Peter Cohen and Fernando Marti of San Francisco’s Council of Community Housing Organizations write in a San Francisco Examiner op-ed that the governor’s proposed state “by-right” approval of housing projects consistent with local zoning won’t help San Francisco’s housing shortage.
Why? Because approvals aren’t the issue — it’s actually getting the units built where things start to break down:
Between 1996 and 2015, the city of San Francisco approved 51,000 units for construction. In the same time period, developers actually constructed 37,000 units. That’s 14,000 more units approved for construction than have actually been built, and, on average, that backlog has increased by almost 700 units every year. The City’s latest pipeline report, through the first quarter of 2016, puts that figure even higher, at almost 19,000 entitled units! That’s not even counting the approved housing from the massive Park Merced, Hunters Point/Candlestick, and Treasure Island developments.
The op-ed authors vigorously defend the public process that would be eliminated by the governor’s proposal, arguing that this process allows for extracting more community benefits from projects that actually move forward.
Instead, they say the real problem is financing. Lenders won’t invest in approved projects without more guarantees of return, and that’s where state and local leaders should be focusing their attention, not on by-right approvals.
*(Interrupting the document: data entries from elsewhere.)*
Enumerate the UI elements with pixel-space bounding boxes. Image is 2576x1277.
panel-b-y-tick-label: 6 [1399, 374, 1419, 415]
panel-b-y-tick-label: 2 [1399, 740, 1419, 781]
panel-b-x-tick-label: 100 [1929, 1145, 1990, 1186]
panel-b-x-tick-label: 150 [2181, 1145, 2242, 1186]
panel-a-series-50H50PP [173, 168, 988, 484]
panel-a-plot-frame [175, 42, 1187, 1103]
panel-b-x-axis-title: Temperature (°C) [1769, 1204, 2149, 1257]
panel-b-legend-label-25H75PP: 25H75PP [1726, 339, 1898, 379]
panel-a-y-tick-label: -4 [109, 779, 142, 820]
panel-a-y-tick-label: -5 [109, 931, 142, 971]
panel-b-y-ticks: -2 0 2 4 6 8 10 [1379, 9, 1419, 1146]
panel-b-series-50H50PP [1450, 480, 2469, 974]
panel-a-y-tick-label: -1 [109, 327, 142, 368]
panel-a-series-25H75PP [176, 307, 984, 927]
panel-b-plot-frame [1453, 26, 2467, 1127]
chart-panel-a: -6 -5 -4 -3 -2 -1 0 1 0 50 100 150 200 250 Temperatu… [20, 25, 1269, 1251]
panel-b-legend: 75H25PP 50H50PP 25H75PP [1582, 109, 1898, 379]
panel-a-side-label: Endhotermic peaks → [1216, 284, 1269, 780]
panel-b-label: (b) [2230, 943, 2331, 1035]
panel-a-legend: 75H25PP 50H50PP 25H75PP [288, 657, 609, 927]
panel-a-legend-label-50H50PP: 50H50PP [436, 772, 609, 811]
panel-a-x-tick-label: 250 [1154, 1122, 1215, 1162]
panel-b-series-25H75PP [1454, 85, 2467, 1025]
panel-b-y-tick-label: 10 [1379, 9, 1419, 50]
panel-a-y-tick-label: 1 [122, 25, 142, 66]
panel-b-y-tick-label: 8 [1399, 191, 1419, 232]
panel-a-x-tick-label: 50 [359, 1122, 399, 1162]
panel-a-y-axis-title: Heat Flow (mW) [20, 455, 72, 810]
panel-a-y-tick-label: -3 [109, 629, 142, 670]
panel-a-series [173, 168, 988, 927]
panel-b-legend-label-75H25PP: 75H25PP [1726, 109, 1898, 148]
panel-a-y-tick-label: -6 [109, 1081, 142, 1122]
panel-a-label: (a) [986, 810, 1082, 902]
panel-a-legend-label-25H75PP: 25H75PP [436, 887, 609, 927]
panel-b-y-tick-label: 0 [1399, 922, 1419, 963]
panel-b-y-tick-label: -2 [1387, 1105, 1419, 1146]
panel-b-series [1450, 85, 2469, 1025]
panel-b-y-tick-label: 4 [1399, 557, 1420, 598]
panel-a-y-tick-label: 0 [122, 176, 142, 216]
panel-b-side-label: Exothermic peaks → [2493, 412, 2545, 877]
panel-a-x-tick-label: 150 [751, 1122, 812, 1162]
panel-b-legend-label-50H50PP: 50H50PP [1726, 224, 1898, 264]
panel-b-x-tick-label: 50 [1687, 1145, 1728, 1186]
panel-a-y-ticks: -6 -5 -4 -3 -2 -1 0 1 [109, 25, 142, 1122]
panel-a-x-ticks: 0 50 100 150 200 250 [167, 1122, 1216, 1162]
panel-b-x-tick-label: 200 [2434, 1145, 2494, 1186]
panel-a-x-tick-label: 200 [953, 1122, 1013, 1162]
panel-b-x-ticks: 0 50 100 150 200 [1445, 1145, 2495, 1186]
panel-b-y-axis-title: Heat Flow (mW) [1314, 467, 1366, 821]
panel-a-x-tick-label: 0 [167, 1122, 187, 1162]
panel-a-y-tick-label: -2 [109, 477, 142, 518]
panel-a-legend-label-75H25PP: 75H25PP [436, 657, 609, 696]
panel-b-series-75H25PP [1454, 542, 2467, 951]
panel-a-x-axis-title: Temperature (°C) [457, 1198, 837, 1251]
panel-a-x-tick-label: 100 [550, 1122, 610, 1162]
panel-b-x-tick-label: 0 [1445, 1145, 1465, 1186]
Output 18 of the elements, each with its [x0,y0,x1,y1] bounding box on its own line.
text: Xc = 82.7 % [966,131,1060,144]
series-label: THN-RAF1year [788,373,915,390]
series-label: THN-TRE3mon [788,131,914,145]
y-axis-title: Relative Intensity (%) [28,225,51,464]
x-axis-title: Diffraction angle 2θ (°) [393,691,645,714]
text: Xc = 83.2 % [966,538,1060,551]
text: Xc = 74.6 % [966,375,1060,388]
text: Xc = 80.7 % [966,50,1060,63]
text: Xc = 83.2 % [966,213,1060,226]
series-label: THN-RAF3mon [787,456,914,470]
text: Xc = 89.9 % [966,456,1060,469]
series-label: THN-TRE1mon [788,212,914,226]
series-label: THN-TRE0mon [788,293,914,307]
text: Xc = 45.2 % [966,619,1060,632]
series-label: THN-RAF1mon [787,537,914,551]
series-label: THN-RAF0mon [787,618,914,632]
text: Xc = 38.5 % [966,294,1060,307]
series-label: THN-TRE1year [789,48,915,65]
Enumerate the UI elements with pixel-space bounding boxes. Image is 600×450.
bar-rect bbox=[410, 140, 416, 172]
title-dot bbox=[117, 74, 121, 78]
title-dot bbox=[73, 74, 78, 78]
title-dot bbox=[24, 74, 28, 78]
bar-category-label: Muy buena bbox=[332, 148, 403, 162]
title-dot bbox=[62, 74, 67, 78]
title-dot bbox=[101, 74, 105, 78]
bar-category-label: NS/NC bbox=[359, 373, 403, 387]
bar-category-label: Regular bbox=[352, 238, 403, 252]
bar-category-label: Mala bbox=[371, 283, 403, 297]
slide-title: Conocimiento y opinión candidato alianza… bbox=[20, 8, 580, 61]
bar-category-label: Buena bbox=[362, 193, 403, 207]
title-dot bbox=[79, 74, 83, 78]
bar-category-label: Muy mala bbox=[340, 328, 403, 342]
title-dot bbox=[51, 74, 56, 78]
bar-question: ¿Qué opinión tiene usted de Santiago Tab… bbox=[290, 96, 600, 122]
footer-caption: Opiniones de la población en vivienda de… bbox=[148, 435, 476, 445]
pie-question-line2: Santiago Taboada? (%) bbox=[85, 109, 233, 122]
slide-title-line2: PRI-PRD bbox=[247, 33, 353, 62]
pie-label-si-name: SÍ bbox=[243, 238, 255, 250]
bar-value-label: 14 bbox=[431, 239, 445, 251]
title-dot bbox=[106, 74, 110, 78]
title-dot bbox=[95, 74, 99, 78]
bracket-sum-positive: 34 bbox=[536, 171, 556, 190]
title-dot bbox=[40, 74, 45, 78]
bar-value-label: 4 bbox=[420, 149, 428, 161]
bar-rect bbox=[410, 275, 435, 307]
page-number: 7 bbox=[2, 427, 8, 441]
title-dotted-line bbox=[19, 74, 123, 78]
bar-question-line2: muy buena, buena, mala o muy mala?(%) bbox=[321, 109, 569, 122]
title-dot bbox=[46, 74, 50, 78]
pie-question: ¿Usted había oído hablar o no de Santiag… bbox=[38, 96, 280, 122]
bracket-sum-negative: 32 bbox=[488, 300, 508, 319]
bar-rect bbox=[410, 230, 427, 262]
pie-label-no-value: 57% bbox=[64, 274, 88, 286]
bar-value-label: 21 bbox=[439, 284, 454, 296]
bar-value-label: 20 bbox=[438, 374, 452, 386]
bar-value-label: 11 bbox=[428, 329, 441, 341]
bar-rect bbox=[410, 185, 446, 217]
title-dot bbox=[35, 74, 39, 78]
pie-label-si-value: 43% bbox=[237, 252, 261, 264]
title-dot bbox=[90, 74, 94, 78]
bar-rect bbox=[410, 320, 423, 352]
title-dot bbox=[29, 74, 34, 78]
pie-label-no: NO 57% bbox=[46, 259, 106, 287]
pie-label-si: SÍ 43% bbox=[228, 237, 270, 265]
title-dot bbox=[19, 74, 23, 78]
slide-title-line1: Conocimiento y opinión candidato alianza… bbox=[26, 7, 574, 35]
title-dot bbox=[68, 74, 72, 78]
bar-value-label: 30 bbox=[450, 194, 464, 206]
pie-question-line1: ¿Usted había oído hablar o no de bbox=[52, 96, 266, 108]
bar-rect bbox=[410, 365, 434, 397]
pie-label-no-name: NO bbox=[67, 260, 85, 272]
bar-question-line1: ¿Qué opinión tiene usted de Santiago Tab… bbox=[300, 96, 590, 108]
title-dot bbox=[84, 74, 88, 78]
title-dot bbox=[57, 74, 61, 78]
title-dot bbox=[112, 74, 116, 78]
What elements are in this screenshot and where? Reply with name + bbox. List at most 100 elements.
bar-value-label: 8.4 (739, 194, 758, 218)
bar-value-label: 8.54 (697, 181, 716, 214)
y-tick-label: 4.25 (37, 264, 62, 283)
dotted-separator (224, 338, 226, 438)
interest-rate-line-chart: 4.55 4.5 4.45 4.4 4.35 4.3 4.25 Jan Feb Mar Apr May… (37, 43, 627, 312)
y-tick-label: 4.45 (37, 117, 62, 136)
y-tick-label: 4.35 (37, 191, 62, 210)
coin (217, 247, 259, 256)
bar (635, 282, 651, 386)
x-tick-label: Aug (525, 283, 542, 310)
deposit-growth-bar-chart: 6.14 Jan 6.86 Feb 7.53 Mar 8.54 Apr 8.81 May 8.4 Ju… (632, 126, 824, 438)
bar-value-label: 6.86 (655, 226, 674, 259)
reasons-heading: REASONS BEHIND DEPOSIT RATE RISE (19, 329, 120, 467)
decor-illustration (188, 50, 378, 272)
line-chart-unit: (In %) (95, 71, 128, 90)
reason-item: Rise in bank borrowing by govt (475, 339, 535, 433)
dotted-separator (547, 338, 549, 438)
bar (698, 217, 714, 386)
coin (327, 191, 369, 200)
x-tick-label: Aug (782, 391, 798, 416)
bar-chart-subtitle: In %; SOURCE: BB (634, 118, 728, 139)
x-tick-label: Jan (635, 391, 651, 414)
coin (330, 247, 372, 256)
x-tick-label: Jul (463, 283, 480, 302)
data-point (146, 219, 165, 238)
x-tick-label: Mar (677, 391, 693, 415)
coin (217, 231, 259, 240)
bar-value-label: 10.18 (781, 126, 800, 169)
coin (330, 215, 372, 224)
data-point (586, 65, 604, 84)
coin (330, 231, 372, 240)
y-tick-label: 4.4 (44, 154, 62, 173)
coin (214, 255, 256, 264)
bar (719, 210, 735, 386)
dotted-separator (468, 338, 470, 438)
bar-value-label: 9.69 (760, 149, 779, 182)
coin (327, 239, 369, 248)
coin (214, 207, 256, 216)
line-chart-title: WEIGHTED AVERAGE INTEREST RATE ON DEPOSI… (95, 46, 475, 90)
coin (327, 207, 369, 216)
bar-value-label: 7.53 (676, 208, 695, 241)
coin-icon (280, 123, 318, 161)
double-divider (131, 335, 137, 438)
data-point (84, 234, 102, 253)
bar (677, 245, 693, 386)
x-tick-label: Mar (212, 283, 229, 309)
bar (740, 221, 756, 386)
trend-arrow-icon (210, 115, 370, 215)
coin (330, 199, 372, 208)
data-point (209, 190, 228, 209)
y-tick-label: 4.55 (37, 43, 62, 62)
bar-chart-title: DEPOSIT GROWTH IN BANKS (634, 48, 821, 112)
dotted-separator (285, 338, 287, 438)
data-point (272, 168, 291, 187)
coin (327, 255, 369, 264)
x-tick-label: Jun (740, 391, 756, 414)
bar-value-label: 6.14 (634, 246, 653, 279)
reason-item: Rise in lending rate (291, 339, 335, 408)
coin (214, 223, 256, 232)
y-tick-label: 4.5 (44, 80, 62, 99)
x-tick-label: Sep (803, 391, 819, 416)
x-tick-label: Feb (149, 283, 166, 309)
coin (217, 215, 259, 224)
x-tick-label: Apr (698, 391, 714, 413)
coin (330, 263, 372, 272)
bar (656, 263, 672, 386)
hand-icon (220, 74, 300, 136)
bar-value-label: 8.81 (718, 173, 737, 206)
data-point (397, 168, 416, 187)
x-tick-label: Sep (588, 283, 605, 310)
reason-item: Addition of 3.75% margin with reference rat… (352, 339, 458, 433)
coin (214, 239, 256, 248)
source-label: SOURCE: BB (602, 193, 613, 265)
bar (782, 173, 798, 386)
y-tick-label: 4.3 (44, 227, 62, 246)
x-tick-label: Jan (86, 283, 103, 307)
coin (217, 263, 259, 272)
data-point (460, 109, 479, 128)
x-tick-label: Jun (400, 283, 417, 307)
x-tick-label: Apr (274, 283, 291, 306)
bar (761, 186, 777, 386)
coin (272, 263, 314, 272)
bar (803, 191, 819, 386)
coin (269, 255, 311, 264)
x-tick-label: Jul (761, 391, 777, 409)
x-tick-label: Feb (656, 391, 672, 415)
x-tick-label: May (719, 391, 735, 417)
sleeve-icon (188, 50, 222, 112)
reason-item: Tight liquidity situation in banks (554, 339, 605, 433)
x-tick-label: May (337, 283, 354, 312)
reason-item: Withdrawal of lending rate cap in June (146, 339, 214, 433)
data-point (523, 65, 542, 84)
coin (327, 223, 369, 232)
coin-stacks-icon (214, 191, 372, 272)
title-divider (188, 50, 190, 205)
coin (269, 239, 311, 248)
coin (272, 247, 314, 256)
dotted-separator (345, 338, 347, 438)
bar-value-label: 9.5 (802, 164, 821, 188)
But my question is: why aren’t financiers stepping up to fund these approved projects in the pipeline? Could it be that the same “community benefits” and other restrictions on new projects are limiting deployment only to the most high-end projects, which can guarantee enough return to make up for the exactions?
I only speculate, but it’s a potential contradiction in their argument that the op-ed authors do not address. Otherwise, I certainly agree that more answers are needed to explain this financing conundrum.